Mentoring is a two-way street
The mentor and the mentee each have responsibilities when it comes to building a good relationship. “My expectation is there is an open and trusting dialogue up front,” said UTC Aerospace Systems’ Samantha Stovall, recipient of the 2012 Mentor of the Year award. Stovall said she tried to set expectations up front and establish open communication right away with her mentee, Danielle Wilke. She said Wilke was expected to compile a list of her five- and 10-year goals, her strengths and weaknesses and professional issues she wanted to work on, while Stovall came up with exercises for Wilke to do and books for her to read.
“The most important aspect is that each side must have some degree of commitment to the relationship and willingness to truly participate in the mentorship,” Carvin said in an e-mail interview. The commitment is especially important for the mentees, who must make sure they regularly schedule meetings with their busy mentors.
“I am there for them, but it is their responsibility… to get on my calendar,” Mentor of the Year finalist Judy Novak of Xerox said.

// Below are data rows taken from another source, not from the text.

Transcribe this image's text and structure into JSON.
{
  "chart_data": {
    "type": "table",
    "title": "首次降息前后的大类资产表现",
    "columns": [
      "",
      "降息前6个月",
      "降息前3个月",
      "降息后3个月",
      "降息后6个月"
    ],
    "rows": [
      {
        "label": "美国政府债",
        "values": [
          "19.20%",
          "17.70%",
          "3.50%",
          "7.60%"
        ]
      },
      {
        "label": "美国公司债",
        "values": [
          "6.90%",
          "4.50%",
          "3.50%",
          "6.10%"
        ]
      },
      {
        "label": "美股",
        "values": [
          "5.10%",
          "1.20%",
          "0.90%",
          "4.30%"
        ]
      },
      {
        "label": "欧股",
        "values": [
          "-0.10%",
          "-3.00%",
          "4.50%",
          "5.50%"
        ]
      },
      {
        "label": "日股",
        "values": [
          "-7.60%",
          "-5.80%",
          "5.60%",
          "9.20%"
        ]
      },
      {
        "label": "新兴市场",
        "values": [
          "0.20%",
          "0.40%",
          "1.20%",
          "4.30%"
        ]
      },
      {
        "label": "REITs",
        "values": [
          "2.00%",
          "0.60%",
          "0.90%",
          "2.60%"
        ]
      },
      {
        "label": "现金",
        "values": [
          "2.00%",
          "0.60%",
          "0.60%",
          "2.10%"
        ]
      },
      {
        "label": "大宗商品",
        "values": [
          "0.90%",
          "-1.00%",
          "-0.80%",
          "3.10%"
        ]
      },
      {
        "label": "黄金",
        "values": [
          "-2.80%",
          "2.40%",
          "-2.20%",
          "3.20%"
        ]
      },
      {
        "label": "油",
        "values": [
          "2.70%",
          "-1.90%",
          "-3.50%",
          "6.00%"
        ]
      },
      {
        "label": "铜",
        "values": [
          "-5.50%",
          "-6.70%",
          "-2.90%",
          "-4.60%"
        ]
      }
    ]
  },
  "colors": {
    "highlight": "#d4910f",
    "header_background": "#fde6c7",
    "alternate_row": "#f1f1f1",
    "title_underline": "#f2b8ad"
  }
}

A successful mentorship requires planning
Mentees should go to meetings with their mentors prepared and have some kind of structure in mind, according to Timothy Lamendola of Covance. “There was a lot of talking on my end in the beginning,” he said about starting a relationship with his mentor. They spent a lot of time mapping out the mentee’s priorities and what specific training he would need to achieve his career goals.

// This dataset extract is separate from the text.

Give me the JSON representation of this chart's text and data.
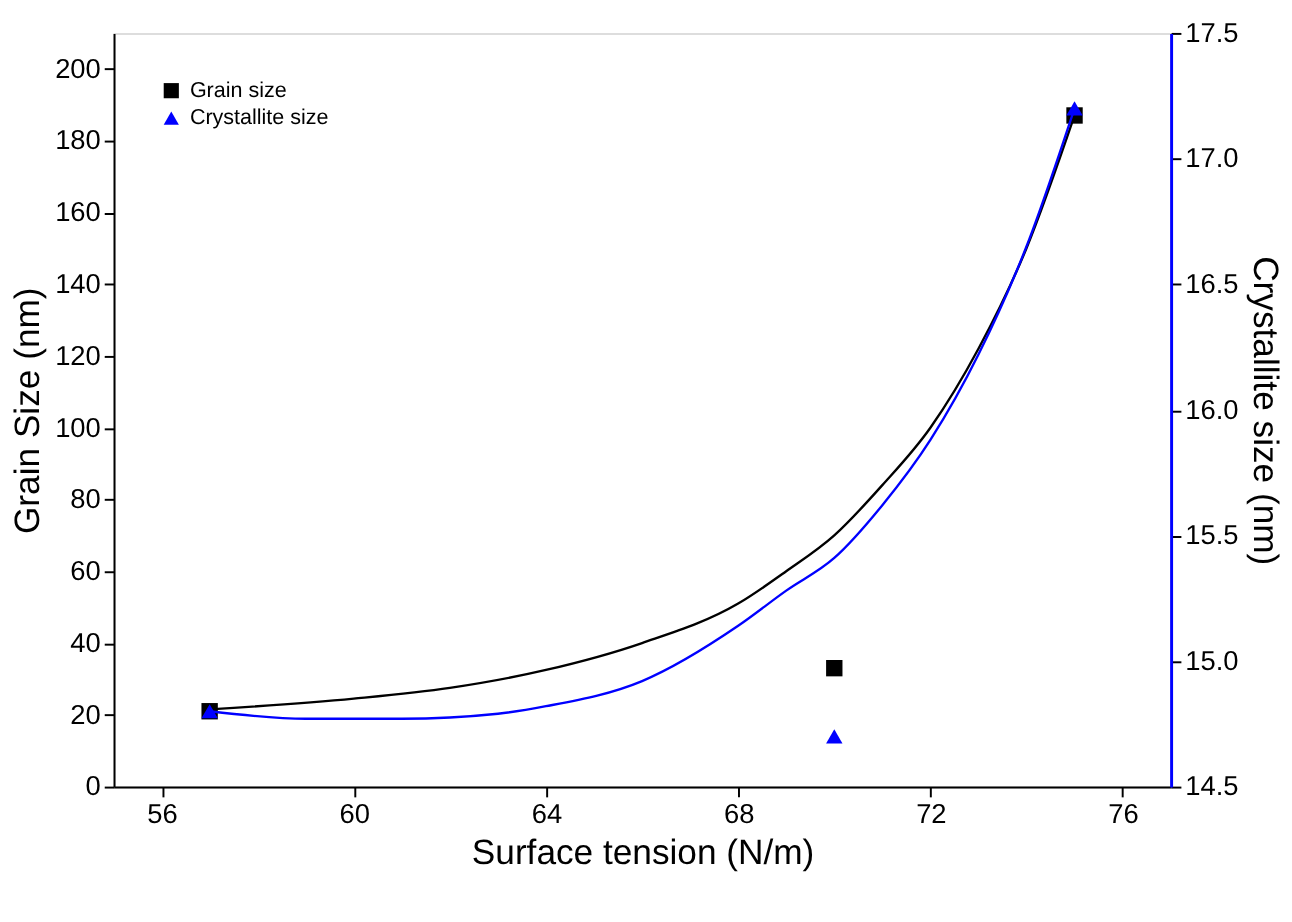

“It is their time that is a gift to you, so use it wisely,” said Novak’s mentee, Jennifer Allen. “Have a clue what it is you want to accomplish.”
Allen said she and Novak spent time discussing short- and long-term goals, looking at members of the Xerox organization whose positions Allen might be interested in within the next five to 10 years, and what things they had in common.
According to Stovall, having and keeping a focus during meetings with Wilke was an important part of their relationship. “I wanted to make her realize her strengths and build on her strengths,” Stovall said. “I try to keep conversations focused on her and what she needs to do and not worrying about other people or situations.”
Mentorships should benefit both the mentor and the mentee
The mentors stressed that relationships with their mentees should always benefit both parties involved, and Novak said that if a relationship isn’t working out, that it’s OK to look for another one that does. “It’s great to make a new friend, but the most successful mentorships are about more than that,” Carvin said.
Stovall and Novak said that experiencing successful mentorships early in their careers made them want to become mentors themselves. Stovall said Mentor Scout’s award program helped her realize that Wilke recognized a lot of things about her that she wasn’t aware of. “I recognize that mentoring is a great accomplishment. … I learn as much from the mentee as I do in other things,” Stovall said.
“You really get as much out of it as you put into it,” Wilke said.